“I processi di comunicazione sono centrali perché contribuiscono a creare la realtà, ma non lo scopriamo certo oggi. I meccanismi della profezia che si autodetermina, quella che in sociologia è indicata come la previsione che si realizza per il solo fatto di essere stata espressa, sono un classico esempio della comunicazione gestita in maniera tale da incidere dal punto di vista sociale, economico o politico”.
Piero Mastroberardino, docente universitario e amministratore della storica azienda vitivinicola di famiglia, guarda alla comunicazione con più di un occhio rivolto alla drammatica realtà di questi giorni, alle ore della paura e dell’angoscia per il contagio, scandite dai tempi e dalle parole dell’informazione. “Basta dare un’occhiata ai dati per farsi assalire da qualche dubbio: è possibile che la Cina, con un miliardo e 400 milioni di abitanti, abbia avuto meno morti dell’Italia, che conta solo 55 milioni di abitanti? Ma è così anche guardando i dati della Germania: viene da pensare che il numero delle vittime sia calcolato con metodologie diverse”.
Mastroberardino, lei come si sta orientando in questa fase emergenziale? Come seleziona l’informazione e la comunicazione per non farsi travolgere dagli eventi?

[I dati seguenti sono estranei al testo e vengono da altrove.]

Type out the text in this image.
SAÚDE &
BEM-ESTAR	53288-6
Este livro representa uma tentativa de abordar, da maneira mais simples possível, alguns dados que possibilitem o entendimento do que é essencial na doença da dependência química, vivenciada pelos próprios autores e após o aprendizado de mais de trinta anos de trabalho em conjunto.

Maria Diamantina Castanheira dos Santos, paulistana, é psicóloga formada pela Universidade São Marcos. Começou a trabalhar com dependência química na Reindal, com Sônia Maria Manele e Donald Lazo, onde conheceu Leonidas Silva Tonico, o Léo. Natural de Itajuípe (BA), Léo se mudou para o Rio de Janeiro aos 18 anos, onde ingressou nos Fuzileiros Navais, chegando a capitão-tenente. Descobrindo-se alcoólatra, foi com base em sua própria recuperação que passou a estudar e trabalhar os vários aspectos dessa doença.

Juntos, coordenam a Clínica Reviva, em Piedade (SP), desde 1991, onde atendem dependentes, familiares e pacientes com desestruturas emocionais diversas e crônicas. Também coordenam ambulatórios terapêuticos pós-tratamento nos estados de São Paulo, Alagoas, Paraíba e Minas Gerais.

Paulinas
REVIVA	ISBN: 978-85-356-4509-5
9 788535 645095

Faccio riferimento ai gruppi di interesse, un passaggio che mi consente di selezionare l’informazione generalista in modo da focalizzare l’attenzione su quelli che io ritengo i punti chiave. Nell’informazione di oggi c’è bisogno di operare una complessa opera di selezione e scrematura, perché molte, troppe notizie sono diffuse per le conseguenze e gli effetti che possono generare. Si comunica non per informare, ma per valutare il feed-back, il grado di reazione del pubblico. Non è anomalo puntare sugli effetti di ritorno, ma nell’attuale contesto questi processi sono pericolosamente fuori dai loro schemi abituali, in quanto ci sono in ballo due fattori molto importanti: da un lato la salute pubblica, e quindi la perdita di vite umane, dall’altra la restrizione della libertà individuale.
E anche quando ci sono in ballo fattori così importanti, le fake news continuano a giocare un pericoloso ruolo di primo piano.
Purtroppo è così, ma è la conseguenza di quello che è successo negli ultimi anni. Se in passato i processi di comunicazione erano nelle mani di pochi organismi, oggi, grazie alle nuove tecnologie, sono di fatto a disposizione di molti. Perché oggi i politici parlano continuamente di fake news? Perché è un pallino che, in qualche modo, è stato sottratto a loro che, in passato, avevano vita più facile a manovrare in qualche modo la realtà a seconda delle proprie strategie e del proprio operato.
Ma oggi chi gestisce la comunicazione?
I processi si sono frammentati, dispersi in mille rivoli ed è sempre più difficile orientarsi e trovare la rappresentazione più vicina alle aspettative di ogni singolo individuo. Un processo così articolato può essere gestito solo da una massiccia attività di diffusione del senso di responsabilità.
Servono più regole?
Non è facile, perché si rischia, in qualche modo, di comprimere o condizionare la libertà di espressione e di opinione. Capire i limiti entro i quali muoversi è il vero punto chiave. Ma attenzione, il flusso è continuo: l’attività di comunicazione costruisce e decostruisce il reale, costantemente. Se prima era, adesso è ancora di più.
Com’è cambiata nel corso degli anni la figura del comunicatore?
E’ una professione che sta crescendo, che si sta in qualche modo affinando. La fase di esplosione del “fai da te”, in cui tutti erano esperti di comunicazione, è stata superata. Oggi sappiamo benissimo che i ragazzi sono abilissimi a rendere visibile una notizia o una foto su Instagram, ma c’è dell’altro.
Cioè?
Penso alla comunicazione politica che condiziona ormai tutte le elezioni, con gli esperti di comunicazione che diventano i veri protagonisti, decidendo la linea politica di un personaggio, quello che deve dire, come e quando. Il comunicatore è fondamentale ma questo può essere anche un pericolo.
In che senso?
Sì, perché sa muoversi alla perfezione in un mare dove le regole sono poche. Sa gestire al meglio tutti gli strumenti della comunicazione e può, quindi, condizionare l’opinione pubblica in base agli obiettivi del personaggio per il quale lavora. La verità è che parlare di comunicazione è diventato estremamente complicato, in quanto si mettono in moto tanti meccanismi e dinamiche, spesso ignoti anche agli addetti ai lavori.